Inflatable colon showing different types of colon conditions. Photo by A Healthier Michigan (CC BY-SA 2.0)
Colorectal cancer is one of the leading causes of cancer-related deaths in the United States, and preventive screening is a critical tool for early detection. Doctors often use risk prediction tools to identify people at high risk for colorectal cancer. Some of these algorithms include race as a variable, which has sparked intense debate in recent years due to concerns that it could exacerbate health disparities.
Now, a new study suggests that race variables could help reduce health disparities under certain conditions. Anna Zink, a researcher who studies machine learning and health at the University of Chicago, and her colleagues focused on a familiar aspect of algorithm construction that is often omitted in discussions of race: the quality of the underlying data.
Age, sex, medical history, and family history of cancer are all important in determining cancer risk. However, black populations are more likely to have incomplete or uncertain family history data due to historical disparities in access to health care. This racial disparity in data could be corrected by including a racial variable, the researchers found. Zink and colleagues tested the impact of this racial difference in a calculator they created to predict colorectal cancer risk.
New research findings
Zink and colleagues used data from 77,836 adults who participated in the Southern Community Cohort Study and who were cancer-free at the start of the study. About two-thirds of the participants identified as black, and the rest identified as white. Black participants were more likely to have an unknown family history of cancer and were less likely to report a positive family history. However, blacks also experienced higher cancer rates during the study period, suggesting that the blacks studied had more incomplete family history data.

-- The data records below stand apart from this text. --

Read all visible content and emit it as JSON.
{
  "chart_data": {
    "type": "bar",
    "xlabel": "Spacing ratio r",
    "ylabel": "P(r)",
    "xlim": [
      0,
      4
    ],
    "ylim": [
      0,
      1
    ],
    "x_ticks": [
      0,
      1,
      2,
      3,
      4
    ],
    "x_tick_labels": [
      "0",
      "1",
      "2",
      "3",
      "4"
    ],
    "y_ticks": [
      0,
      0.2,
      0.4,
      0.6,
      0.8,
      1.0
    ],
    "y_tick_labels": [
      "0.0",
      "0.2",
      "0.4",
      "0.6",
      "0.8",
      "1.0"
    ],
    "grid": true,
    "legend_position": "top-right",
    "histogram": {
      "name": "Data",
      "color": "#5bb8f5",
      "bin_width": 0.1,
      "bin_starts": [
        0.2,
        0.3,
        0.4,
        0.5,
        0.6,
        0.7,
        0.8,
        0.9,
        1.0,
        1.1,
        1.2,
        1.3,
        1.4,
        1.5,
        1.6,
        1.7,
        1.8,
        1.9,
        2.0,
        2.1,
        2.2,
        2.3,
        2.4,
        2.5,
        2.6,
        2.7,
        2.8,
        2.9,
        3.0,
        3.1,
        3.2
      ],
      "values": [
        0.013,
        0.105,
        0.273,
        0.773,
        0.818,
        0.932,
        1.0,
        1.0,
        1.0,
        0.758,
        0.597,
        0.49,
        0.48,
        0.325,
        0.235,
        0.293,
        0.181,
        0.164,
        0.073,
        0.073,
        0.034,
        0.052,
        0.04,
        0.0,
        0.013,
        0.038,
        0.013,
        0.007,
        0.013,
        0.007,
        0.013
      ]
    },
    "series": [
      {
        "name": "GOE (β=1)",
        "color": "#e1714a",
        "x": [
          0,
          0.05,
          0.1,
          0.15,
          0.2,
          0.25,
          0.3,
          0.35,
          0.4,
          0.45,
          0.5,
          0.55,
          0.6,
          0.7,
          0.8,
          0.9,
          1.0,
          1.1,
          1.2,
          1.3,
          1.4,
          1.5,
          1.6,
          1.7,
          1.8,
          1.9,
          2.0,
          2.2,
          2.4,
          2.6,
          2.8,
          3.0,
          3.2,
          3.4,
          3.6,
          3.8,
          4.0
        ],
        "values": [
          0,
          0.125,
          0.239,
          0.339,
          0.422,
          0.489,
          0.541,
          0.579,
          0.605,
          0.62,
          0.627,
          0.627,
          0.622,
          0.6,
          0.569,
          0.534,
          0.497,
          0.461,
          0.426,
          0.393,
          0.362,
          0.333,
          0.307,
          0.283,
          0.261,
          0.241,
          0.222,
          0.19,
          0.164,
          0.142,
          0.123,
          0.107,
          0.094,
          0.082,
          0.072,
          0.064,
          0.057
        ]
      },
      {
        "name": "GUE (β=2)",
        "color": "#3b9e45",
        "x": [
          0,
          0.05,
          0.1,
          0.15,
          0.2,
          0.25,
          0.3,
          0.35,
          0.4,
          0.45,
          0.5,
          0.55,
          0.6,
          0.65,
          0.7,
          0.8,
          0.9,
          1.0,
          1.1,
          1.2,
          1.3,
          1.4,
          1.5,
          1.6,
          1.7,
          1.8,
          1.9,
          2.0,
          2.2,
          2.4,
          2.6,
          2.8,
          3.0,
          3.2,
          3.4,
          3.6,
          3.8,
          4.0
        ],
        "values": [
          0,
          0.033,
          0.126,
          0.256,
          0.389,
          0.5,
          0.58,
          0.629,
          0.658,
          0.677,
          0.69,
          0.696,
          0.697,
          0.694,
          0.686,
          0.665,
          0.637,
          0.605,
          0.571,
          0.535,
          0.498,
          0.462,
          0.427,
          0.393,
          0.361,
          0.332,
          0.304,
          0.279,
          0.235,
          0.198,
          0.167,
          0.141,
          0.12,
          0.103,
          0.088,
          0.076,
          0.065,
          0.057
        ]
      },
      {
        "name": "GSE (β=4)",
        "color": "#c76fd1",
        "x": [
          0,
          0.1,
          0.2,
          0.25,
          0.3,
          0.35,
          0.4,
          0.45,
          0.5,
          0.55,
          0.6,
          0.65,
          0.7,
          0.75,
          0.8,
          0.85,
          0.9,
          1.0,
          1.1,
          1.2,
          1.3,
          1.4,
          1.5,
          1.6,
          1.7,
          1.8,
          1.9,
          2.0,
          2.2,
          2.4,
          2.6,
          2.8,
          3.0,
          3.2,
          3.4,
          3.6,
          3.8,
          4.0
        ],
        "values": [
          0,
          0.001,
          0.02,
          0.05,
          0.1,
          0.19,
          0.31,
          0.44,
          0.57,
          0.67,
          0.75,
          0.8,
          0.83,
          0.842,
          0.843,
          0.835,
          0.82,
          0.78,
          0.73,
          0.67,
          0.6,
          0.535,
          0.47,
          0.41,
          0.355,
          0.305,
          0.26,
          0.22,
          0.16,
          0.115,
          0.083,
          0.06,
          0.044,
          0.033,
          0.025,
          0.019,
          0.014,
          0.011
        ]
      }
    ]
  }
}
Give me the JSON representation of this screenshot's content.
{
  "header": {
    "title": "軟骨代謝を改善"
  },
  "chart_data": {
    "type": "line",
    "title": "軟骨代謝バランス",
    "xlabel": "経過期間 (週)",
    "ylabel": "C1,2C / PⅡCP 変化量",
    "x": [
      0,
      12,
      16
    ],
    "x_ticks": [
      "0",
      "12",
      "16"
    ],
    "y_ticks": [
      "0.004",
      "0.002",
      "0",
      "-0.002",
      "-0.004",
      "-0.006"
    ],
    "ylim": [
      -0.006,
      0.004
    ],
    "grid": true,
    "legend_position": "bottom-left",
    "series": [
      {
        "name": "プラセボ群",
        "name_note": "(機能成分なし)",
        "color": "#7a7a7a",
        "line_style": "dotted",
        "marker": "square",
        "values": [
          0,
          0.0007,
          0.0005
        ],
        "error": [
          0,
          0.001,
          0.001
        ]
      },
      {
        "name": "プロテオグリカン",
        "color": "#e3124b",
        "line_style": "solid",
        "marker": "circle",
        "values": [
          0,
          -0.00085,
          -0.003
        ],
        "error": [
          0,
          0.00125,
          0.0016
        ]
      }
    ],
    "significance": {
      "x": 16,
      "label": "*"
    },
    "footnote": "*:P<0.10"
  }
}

The researchers built a model using about half of the data and tested the equations they created with the other half of the data. Using the NIH colon cancer risk calculator as a basis, the researchers built two models, one with and one without race as a variable.
When they tested both, the race-adjusted equation was able to predict cancer risk for black participants more accurately than an equation that didn't take race into account. “If you remove the race variable, you can't predict the colorectal cancer outcome for participants,” Zink said.
In other words, excluding race would result in fewer black participants being identified as high risk. The calculator developed in this study was just an experiment. But “if one of these risk calculators were used to determine who should be recommended for testing, fewer black participants would be recommended for testing,” Zink said.
Considering race in clinical algorithms may reinforce the mistaken idea of conflating race with biology, exacerbating racial disparities. However, some clinicians argue that race should not be removed from risk prediction tools without assessing its impact. In this example, however, considering race improved the algorithm's ability to identify high-risk black participants, allowing them to detect and treat their cancer earlier.
“The debate about whether to include or exclude race is very important,” Zink said, noting that it requires considering data quality for a range of variables that go into the equation, not just the race variable. “That's part of the discussion that needs to be had.”
Key takeaways The report emphasizes that using race in algorithms does not imply biological differences between races, but may help reduce inequities that are the result of historical or ongoing racism. While the current study focuses on family history data, similar racial disparities may exist in other types of medical information. “We focus on family history because it's been well studied, but we don't think this is an isolated issue,” Zink says. Other data types distorted by historical racism could also provide fodder for stories. Considering how the algorithm is used to screen for disease or assign treatments, and how that might affect disparities in access, can help with the decision to include race. “It's helpful to really think through the context in which the algorithm is being used,” Zink says. Ask whether the race variable in the algorithm is intended to compensate for specific data quality issues that are the result of inequities in health care and research. “If you have patients who are certain they have a family history, or you have a dataset where you know the quality of the family history data is high, then racial adjustment may not be necessary,” Zink says. “But if you're dealing with data where you know there's a high rate of missed racial adjustments, then racial adjustment may be helpful.”